Announcement 1: Benjamin Banneker, American scientist, author and mathematician, was a self taught inventor and engineer. After studying a neighbor's pocket watch, Benjamin Banneker constructed a working wooden clock that kept accurate time for 50 years. Assuming there a 365 days in a year, how many minutes did Mr. Banneker's clock tick? Be the first to A-5 with the correct answer and win!

Announcement 2: Last week, we introduced Benjamin Banneker, a son of a former slave, who was born on a farm near Baltimore. From books loaned to him by a neighbor, Banneker taught himself surveying, astronomy, and mathematics. Later, he published several almanacs of his own containing astronomical observations. He also kept a journal. In his diaries, Banneker wrote mathematical puzzles, one of which we are featuring today. So here is the math question of the week: A farmer had $100 to spend on 100 animals. If bulls cost $5, cows cost $1, and sheep cost a nickel, how many of each type of animal was the farmer able to purchase? Be the first to A-5 with the correct answer and win!

I created table tents featuring the math riddles for each of the cafeteria tables in case someone missed the details during the morning announcement (I figured the students might as well do math while eating their fish sticks). Finally, I created a candy bar wrapper which was wrapped around a giant candy bar and given as a prize.

Announcement 1: Benjamin Banneker, American scientist, author and mathematician, was a self taught inventor and engineer. After studying a neighbor's pocket watch, Benjamin Banneker constructed a working wooden clock that kept accurate time for 50 years. Assuming there a 365 days in a year, how many minutes did Mr. Banneker's clock tick? Be the first to A-5 with the correct answer and win!

Announcement 2: Last week, we introduced Benjamin Banneker, a son of a former slave, who was born on a farm near Baltimore. From books loaned to him by a neighbor, Banneker taught himself surveying, astronomy, and mathematics. Later, he published several almanacs of his own containing astronomical observations. He also kept a journal. In his diaries, Banneker wrote mathematical puzzles, one of which we are featuring today. So here is the math question of the week: A farmer had $100 to spend on 100 animals. If bulls cost $5, cows cost $1, and sheep cost a nickel, how many of each type of animal was the farmer able to purchase? Be the first to A-5 with the correct answer and win!

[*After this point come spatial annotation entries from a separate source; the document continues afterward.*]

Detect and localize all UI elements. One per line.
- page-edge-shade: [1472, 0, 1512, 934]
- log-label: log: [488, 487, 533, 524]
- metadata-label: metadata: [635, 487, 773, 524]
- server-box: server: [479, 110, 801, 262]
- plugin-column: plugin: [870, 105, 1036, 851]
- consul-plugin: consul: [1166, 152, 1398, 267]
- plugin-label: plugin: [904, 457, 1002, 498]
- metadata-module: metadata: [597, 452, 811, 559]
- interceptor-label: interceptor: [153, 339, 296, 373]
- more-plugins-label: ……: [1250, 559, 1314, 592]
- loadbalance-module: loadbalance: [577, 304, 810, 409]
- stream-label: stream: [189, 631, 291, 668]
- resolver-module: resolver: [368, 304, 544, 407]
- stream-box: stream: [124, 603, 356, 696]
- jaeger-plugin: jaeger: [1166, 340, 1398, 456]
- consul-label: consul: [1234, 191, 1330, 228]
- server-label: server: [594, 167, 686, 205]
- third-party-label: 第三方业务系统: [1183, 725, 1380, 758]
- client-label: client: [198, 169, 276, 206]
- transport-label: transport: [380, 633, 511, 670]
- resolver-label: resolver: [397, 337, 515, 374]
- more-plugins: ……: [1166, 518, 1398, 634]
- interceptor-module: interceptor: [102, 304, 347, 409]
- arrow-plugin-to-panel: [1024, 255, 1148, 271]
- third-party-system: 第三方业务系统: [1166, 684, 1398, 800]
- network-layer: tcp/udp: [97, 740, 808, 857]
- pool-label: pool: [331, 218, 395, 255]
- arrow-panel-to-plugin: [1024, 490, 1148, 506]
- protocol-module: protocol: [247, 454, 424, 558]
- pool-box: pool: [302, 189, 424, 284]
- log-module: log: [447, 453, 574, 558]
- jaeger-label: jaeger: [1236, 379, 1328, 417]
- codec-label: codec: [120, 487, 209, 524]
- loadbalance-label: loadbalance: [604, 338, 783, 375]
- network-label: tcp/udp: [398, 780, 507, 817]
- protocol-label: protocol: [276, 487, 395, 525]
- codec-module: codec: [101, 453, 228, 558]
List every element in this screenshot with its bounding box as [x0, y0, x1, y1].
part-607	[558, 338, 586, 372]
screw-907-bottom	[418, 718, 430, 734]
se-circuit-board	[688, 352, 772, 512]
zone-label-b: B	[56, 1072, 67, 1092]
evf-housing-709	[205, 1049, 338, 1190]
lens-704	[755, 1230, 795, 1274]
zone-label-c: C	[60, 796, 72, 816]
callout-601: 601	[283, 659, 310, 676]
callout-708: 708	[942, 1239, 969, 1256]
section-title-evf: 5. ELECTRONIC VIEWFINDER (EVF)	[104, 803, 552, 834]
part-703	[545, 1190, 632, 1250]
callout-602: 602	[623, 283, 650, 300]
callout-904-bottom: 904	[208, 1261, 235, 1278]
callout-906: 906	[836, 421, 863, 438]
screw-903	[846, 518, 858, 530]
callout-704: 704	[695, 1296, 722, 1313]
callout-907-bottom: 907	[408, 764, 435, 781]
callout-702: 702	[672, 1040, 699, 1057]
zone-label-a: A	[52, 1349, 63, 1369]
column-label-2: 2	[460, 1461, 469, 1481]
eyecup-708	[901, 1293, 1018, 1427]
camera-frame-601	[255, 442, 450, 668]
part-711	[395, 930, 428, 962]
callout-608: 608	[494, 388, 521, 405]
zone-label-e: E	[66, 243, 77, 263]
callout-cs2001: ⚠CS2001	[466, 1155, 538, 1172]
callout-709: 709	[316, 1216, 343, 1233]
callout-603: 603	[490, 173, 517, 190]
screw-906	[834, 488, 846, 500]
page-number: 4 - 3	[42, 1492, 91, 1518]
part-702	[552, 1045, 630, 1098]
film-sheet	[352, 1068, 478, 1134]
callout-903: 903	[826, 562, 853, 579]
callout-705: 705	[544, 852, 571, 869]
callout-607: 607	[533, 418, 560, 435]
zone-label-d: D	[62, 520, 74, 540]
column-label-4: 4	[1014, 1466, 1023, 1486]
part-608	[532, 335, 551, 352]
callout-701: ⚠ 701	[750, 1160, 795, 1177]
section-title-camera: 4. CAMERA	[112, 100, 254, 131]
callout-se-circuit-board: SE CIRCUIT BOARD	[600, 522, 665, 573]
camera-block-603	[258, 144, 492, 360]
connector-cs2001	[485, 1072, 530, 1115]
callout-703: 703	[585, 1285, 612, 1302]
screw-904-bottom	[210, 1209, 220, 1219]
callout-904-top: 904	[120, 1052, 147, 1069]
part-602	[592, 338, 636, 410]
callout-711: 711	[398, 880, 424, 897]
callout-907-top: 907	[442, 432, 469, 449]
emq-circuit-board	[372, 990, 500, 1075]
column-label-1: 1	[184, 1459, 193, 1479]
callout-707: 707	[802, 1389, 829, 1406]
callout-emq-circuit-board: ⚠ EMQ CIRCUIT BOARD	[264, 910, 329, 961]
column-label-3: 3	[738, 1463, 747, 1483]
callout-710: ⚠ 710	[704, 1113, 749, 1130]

I created table tents featuring the math riddles for each of the cafeteria tables in case someone missed the details during the morning announcement (I figured the students might as well do math while eating their fish sticks). Finally, I created a candy bar wrapper which was wrapped around a giant candy bar and given as a prize.

Next year, Math Question of the Month...something to work on this summer:)

The first person with the correct answer won the Banneker Bar and everyone else received coupons for a free hamburger at the local fast food restaurant near the school. Truly, kids ran to my classroom to check-in with their answers. If the answers were incorrect, it provided me with an opportunity to ask them to explain their mathematical thinking and help redirect them to the correct answer. I loved seeing students that are not in my class this year and watching them get excited about solving problems. So why should math facts make the announcements only in February? Why not throw in a challenge question randomly through out the school year? I promise, it's fun!!!